Quisiera confirmar que la expresión "potential free contact" significa "contacto libre de potencia" porque me suena demasiado rara en español. ¿Sabéis si hay alguna otra forma de traducirlo?. El contexto es el que sigue:

_The enclosed plug has to be connected to a *potential free contact.

*_¡Muchas gracias por vuestra inestimable ayuda!


----------



## gengo

There is a hyphen missing in the original:  potential-free contact.

That is, it is a contacto sin potencial.

Potential/potencial is a term related to electricity.


----------



## albertovidal

_"Contacto sin tensión"_


----------



## Errodéica

Gracias, Alberto y Gengo. ¿Puede ser, sin embargo, que "tensión" sea la palabra latina para la española "potencia", en este caso? 
Y,por otro lado, ¿pensáis que puede ser "potencia" en vez de "potencial"?

Muchas gracias de nuevo.


----------



## Cubanboy

albertovidal said:


> _"Contacto sin tensión"_




I second your version:

...libre de tensión.
Greetings to everyone. Have a nice weekend!


----------



## Doval

Errodéica said:


> Gracias, Alberto y Gengo. ¿Puede ser, sin embargo, que "tensión" sea la palabra latina para la española "potencia", en este caso?
> Y,por otro lado, ¿pensáis que puede ser "potencia" en vez de "potencial"?
> 
> Muchas gracias de nuevo.


Hola,

Respecto a *tensión*, revisa este hilo.  Respecto a *potencial/potencia*, según la RAE, el término usado para la electricidad es potencial.


----------



## Errodéica

¡Wow! ¡Doval, muchíiiiiiiiiiiiiiiiiiiiiiiiiiiiiiiiiiiiiiiisimas gracias! Me decido por "Contacto libre de tensión" y tomo nota de que el término para la electricidad es "potencial". 
¡Muchísimas gracias a todos!


----------



## albertovidal

Doval said:


> Hola,
> 
> Respecto a *tensión*, revisa este hilo.  Respecto a *potencial/potencia*, según la RAE, el término usado para la electricidad es potencial.

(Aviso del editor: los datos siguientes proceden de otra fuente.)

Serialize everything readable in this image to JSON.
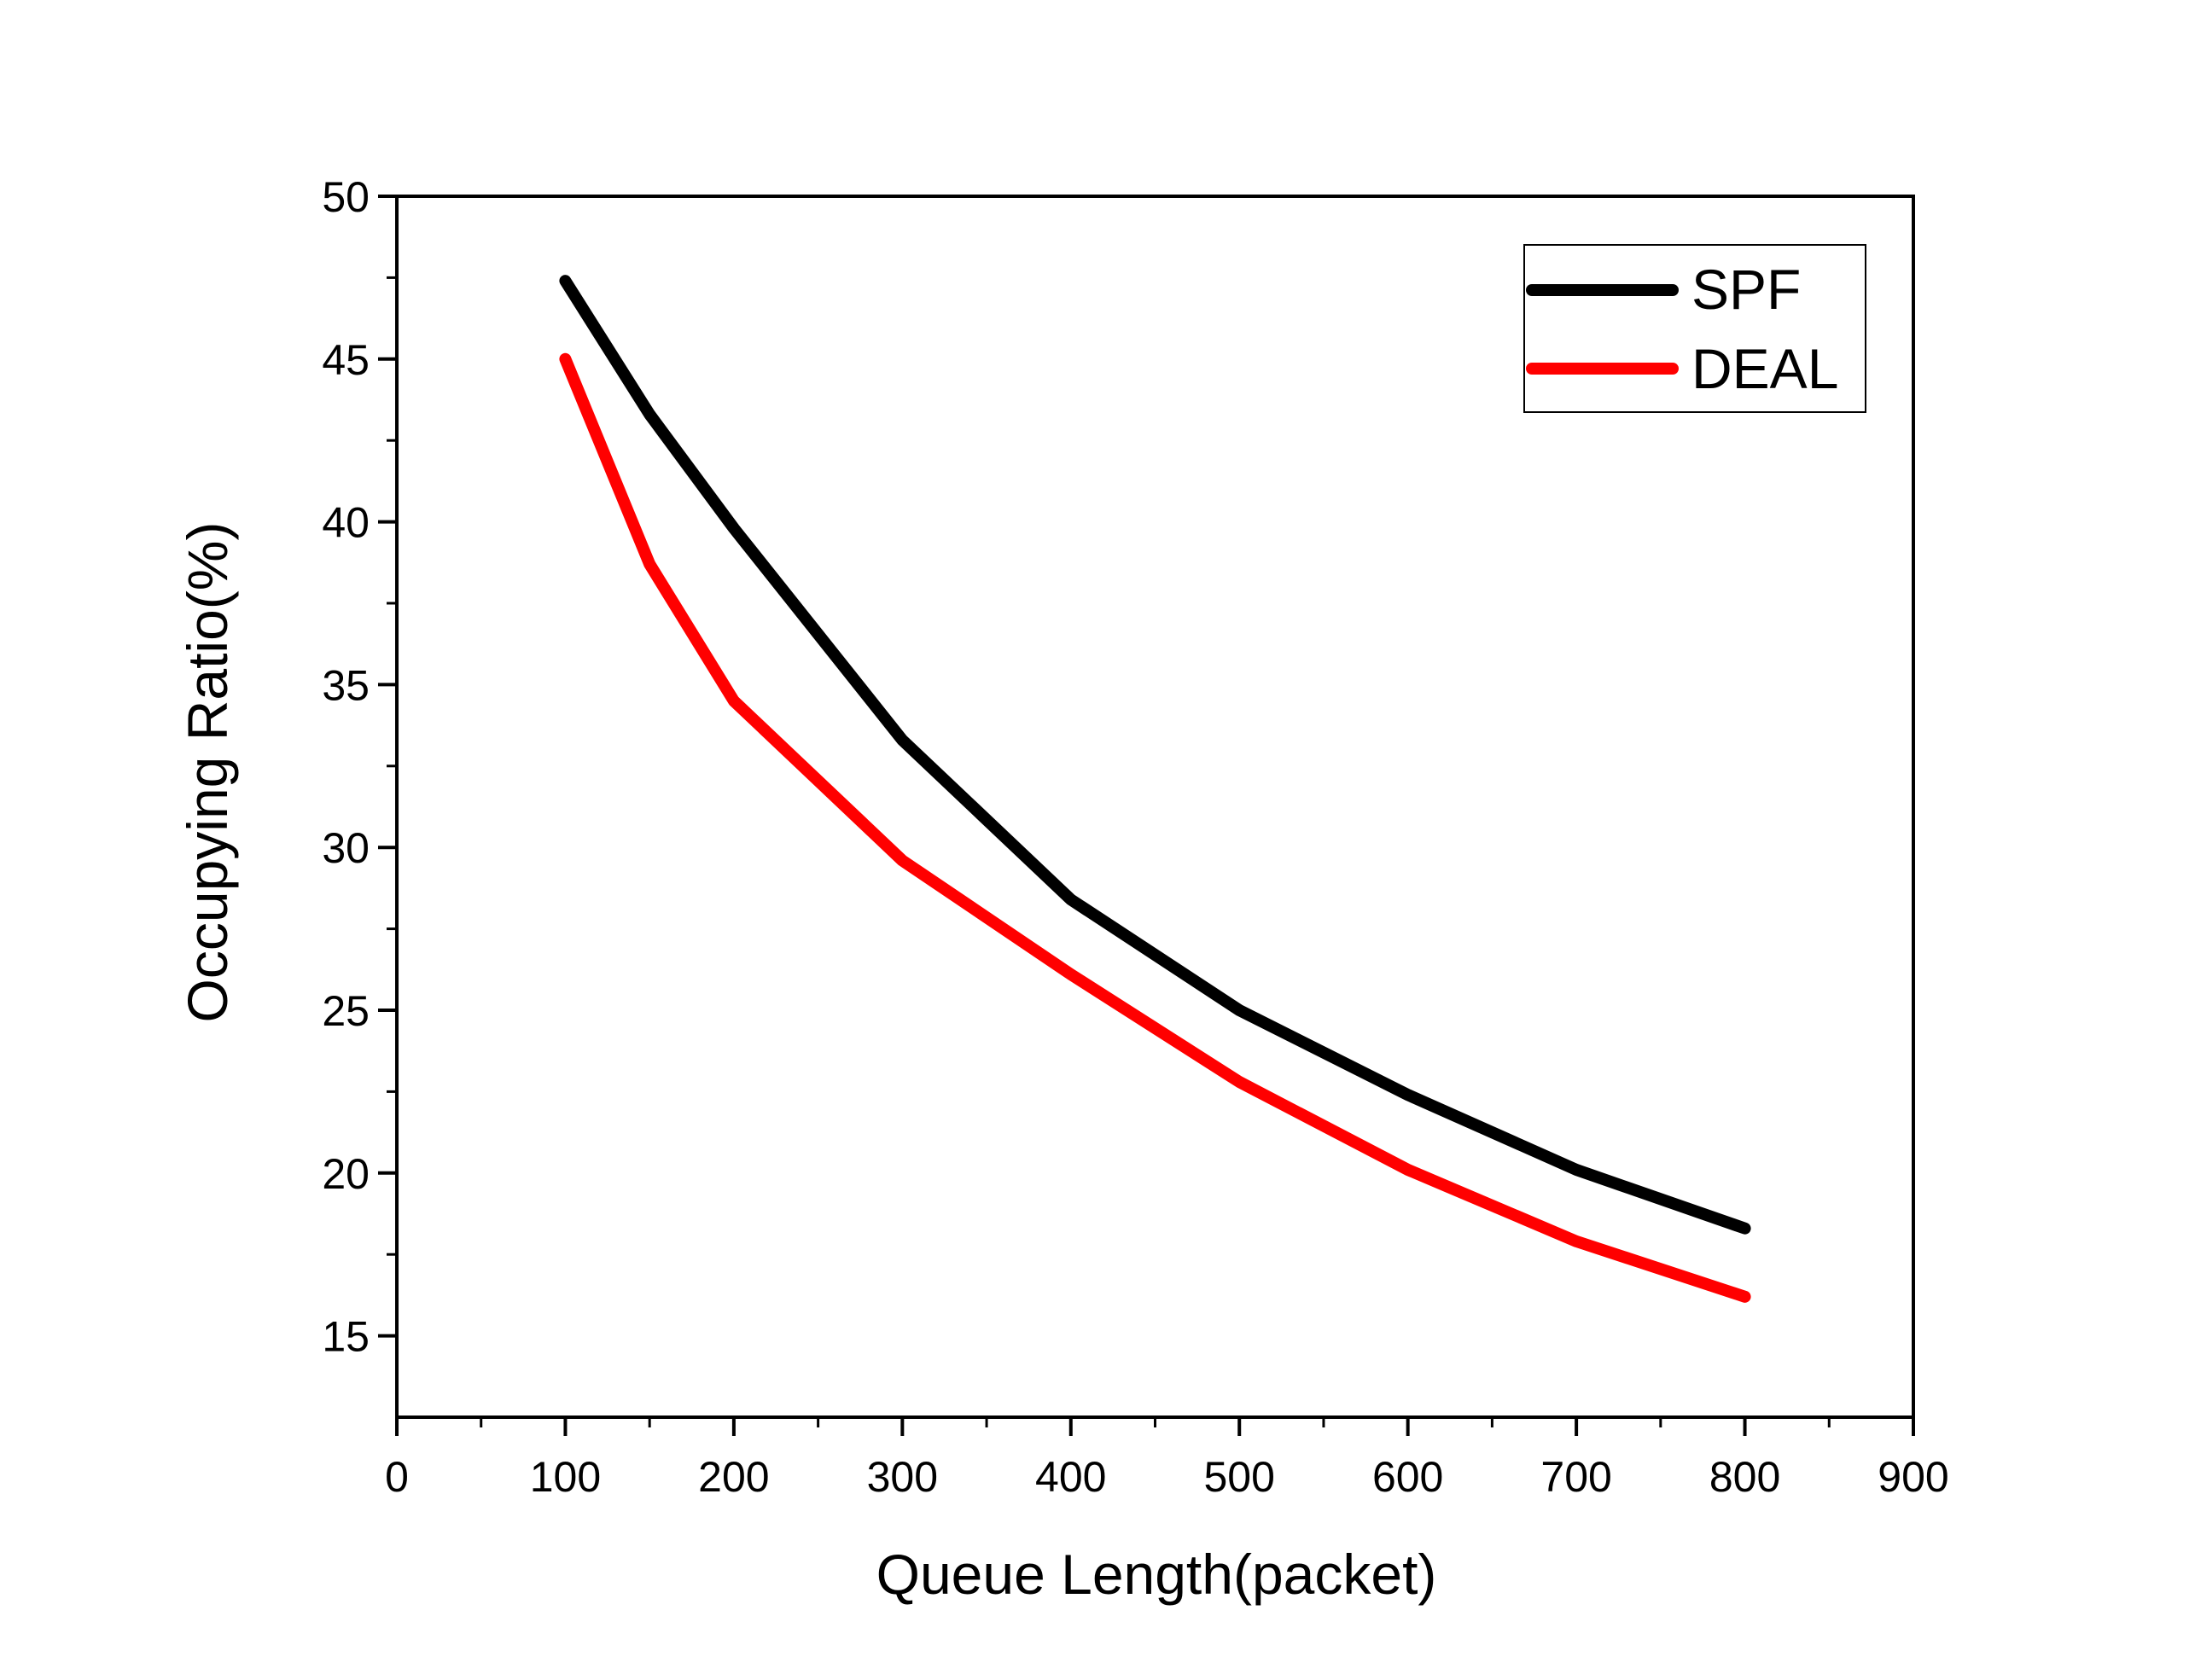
{
  "chart_data": {
    "type": "line",
    "title": "",
    "xlabel": "Queue Length(packet)",
    "ylabel": "Occupying Ratio(%)",
    "xlim": [
      0,
      900
    ],
    "ylim": [
      12.5,
      50
    ],
    "xticks": [
      "0",
      "100",
      "200",
      "300",
      "400",
      "500",
      "600",
      "700",
      "800",
      "900"
    ],
    "yticks": [
      "15",
      "20",
      "25",
      "30",
      "35",
      "40",
      "45",
      "50"
    ],
    "grid": false,
    "legend_position": "top-right",
    "series": [
      {
        "name": "SPF",
        "color": "#000000",
        "x": [
          100,
          150,
          200,
          300,
          400,
          500,
          600,
          700,
          800
        ],
        "y": [
          47.4,
          43.3,
          39.8,
          33.3,
          28.4,
          25.0,
          22.4,
          20.1,
          18.3
        ]
      },
      {
        "name": "DEAL",
        "color": "#ff0000",
        "x": [
          100,
          150,
          200,
          300,
          400,
          500,
          600,
          700,
          800
        ],
        "y": [
          45.0,
          38.7,
          34.5,
          29.6,
          26.1,
          22.8,
          20.1,
          17.9,
          16.2
        ]
      }
    ]
  }
}
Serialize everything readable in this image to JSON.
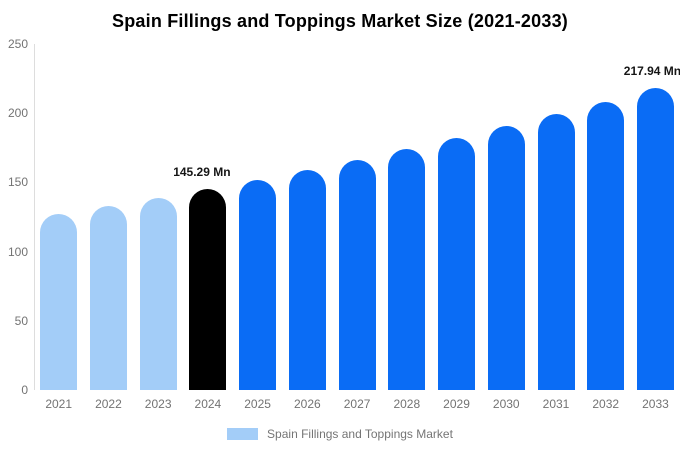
{
  "title": "Spain Fillings and Toppings Market Size (2021-2033)",
  "legend": {
    "label": "Spain Fillings and Toppings Market",
    "swatch_color": "#a3cdf8"
  },
  "colors": {
    "historical_bar": "#a3cdf8",
    "highlight_bar": "#000000",
    "forecast_bar": "#0a6cf5",
    "axis_line": "#dddddd",
    "tick_text": "#737373",
    "annotation_text": "#151515",
    "title_text": "#000000",
    "background": "#ffffff"
  },
  "chart_data": {
    "type": "bar",
    "title": "Spain Fillings and Toppings Market Size (2021-2033)",
    "unit": "Mn",
    "categories": [
      "2021",
      "2022",
      "2023",
      "2024",
      "2025",
      "2026",
      "2027",
      "2028",
      "2029",
      "2030",
      "2031",
      "2032",
      "2033"
    ],
    "values": [
      126.9,
      132.8,
      138.9,
      145.29,
      152.0,
      159.0,
      166.3,
      174.0,
      182.0,
      190.4,
      199.2,
      208.4,
      217.94
    ],
    "bar_colors": [
      "#a3cdf8",
      "#a3cdf8",
      "#a3cdf8",
      "#000000",
      "#0a6cf5",
      "#0a6cf5",
      "#0a6cf5",
      "#0a6cf5",
      "#0a6cf5",
      "#0a6cf5",
      "#0a6cf5",
      "#0a6cf5",
      "#0a6cf5"
    ],
    "ylim": [
      0,
      250
    ],
    "yticks": [
      0,
      50,
      100,
      150,
      200,
      250
    ],
    "grid": false,
    "xlabel": "",
    "ylabel": "",
    "legend_position": "bottom",
    "legend_entries": [
      "Spain Fillings and Toppings Market"
    ],
    "annotations": [
      {
        "category": "2024",
        "text": "145.29 Mn",
        "dx": -6
      },
      {
        "category": "2033",
        "text": "217.94 Mn",
        "dx": -3
      }
    ]
  }
}
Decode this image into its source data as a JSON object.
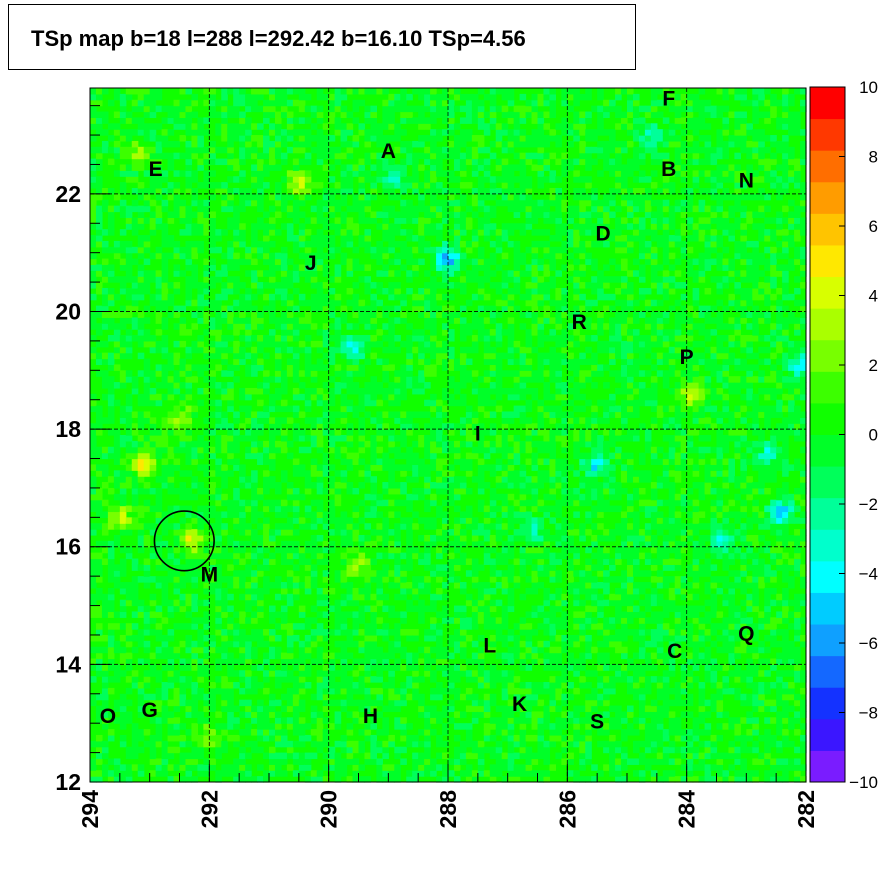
{
  "title": "TSp map b=18 l=288 l=292.42 b=16.10 TSp=4.56",
  "chart_data": {
    "type": "heatmap",
    "title": "TSp map b=18 l=288 l=292.42 b=16.10 TSp=4.56",
    "xlabel": "",
    "ylabel": "",
    "x_range": [
      294,
      282
    ],
    "y_range": [
      12,
      23.8
    ],
    "x_reversed": true,
    "x_ticks": [
      "294",
      "292",
      "290",
      "288",
      "286",
      "284",
      "282"
    ],
    "y_ticks": [
      "12",
      "14",
      "16",
      "18",
      "20",
      "22"
    ],
    "z_range": [
      -10,
      10
    ],
    "colorbar_ticks": [
      "10",
      "8",
      "6",
      "4",
      "2",
      "0",
      "−2",
      "−4",
      "−6",
      "−8",
      "−10"
    ],
    "colorbar_colors": [
      "#7a1cff",
      "#3b16ff",
      "#1432ff",
      "#1468ff",
      "#0fa0ff",
      "#00ccff",
      "#00ffff",
      "#00ffcc",
      "#00ff99",
      "#00ff5a",
      "#00ff28",
      "#10ff00",
      "#3cff00",
      "#78ff00",
      "#aaff00",
      "#d8ff00",
      "#ffe800",
      "#ffc400",
      "#ff9c00",
      "#ff6e00",
      "#ff3800",
      "#ff0000"
    ],
    "background_value": 0,
    "hot_spots": [
      {
        "l": 293.1,
        "b": 17.4,
        "value": 5.5
      },
      {
        "l": 293.5,
        "b": 16.5,
        "value": 3.5
      },
      {
        "l": 292.3,
        "b": 16.1,
        "value": 4.5
      },
      {
        "l": 289.5,
        "b": 15.7,
        "value": 3
      },
      {
        "l": 292.0,
        "b": 12.8,
        "value": 3
      },
      {
        "l": 293.2,
        "b": 22.7,
        "value": 3
      },
      {
        "l": 290.5,
        "b": 22.2,
        "value": 4
      },
      {
        "l": 283.9,
        "b": 18.6,
        "value": 4
      },
      {
        "l": 292.5,
        "b": 18.2,
        "value": 2.5
      }
    ],
    "cold_spots": [
      {
        "l": 288.0,
        "b": 20.9,
        "value": -6
      },
      {
        "l": 285.5,
        "b": 17.4,
        "value": -4
      },
      {
        "l": 289.6,
        "b": 19.4,
        "value": -3
      },
      {
        "l": 288.9,
        "b": 22.3,
        "value": -3
      },
      {
        "l": 283.4,
        "b": 16.1,
        "value": -4
      },
      {
        "l": 282.6,
        "b": 17.6,
        "value": -3
      },
      {
        "l": 286.6,
        "b": 16.3,
        "value": -2.5
      },
      {
        "l": 282.4,
        "b": 16.6,
        "value": -5
      },
      {
        "l": 282.1,
        "b": 19.1,
        "value": -4
      },
      {
        "l": 284.6,
        "b": 23.0,
        "value": -2.5
      }
    ],
    "source_circle": {
      "l": 292.42,
      "b": 16.1,
      "radius_deg": 0.5
    },
    "source_labels": [
      {
        "text": "A",
        "l": 289.0,
        "b": 22.7
      },
      {
        "text": "B",
        "l": 284.3,
        "b": 22.4
      },
      {
        "text": "C",
        "l": 284.2,
        "b": 14.2
      },
      {
        "text": "D",
        "l": 285.4,
        "b": 21.3
      },
      {
        "text": "E",
        "l": 292.9,
        "b": 22.4
      },
      {
        "text": "F",
        "l": 284.3,
        "b": 23.6
      },
      {
        "text": "G",
        "l": 293.0,
        "b": 13.2
      },
      {
        "text": "H",
        "l": 289.3,
        "b": 13.1
      },
      {
        "text": "I",
        "l": 287.5,
        "b": 17.9
      },
      {
        "text": "J",
        "l": 290.3,
        "b": 20.8
      },
      {
        "text": "K",
        "l": 286.8,
        "b": 13.3
      },
      {
        "text": "L",
        "l": 287.3,
        "b": 14.3
      },
      {
        "text": "M",
        "l": 292.0,
        "b": 15.5
      },
      {
        "text": "N",
        "l": 283.0,
        "b": 22.2
      },
      {
        "text": "O",
        "l": 293.7,
        "b": 13.1
      },
      {
        "text": "P",
        "l": 284.0,
        "b": 19.2
      },
      {
        "text": "Q",
        "l": 283.0,
        "b": 14.5
      },
      {
        "text": "R",
        "l": 285.8,
        "b": 19.8
      },
      {
        "text": "S",
        "l": 285.5,
        "b": 13.0
      }
    ],
    "grid": true
  }
}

"Potencial" es la magnitud, medida en voltios, que expresa la diferencia de tensión entre dos puntos de un circuito.

Cuando hablamos de "contactos libres de/sin..." estamos diciendo que son contactos "secos" (*que no tienen tensión). Tensión=5.     * f._ Electr._ Voltaje con que se realiza una transmisión de energía eléctrica.)


----------



## Errodéica

Entonces, Alberto, si no entiendo mal tu respuesta, ¿en principio podría decirse de ambas formas, "sin tensión" o "sin potencial", no? Pero, por lo que he podido ver en el hilo que ha pasado Doval,y después de todas vuestras aportaciones, el tecnicismo es "contacto libre de tensión"? ¿Me dáis el visto bueno?


----------



## albertovidal

Errodéica said:


> Entonces, Alberto, si no entiendo mal tu respuesta, ¿en principio podría decirse de ambas formas, "sin tensión" o "sin potencial", no? Pero, por lo que he podido ver en el hilo que ha pasado Doval,y después de todas vuestras aportaciones, el tecnicismo es "contacto libre de tensión"? ¿Me dáis el visto bueno?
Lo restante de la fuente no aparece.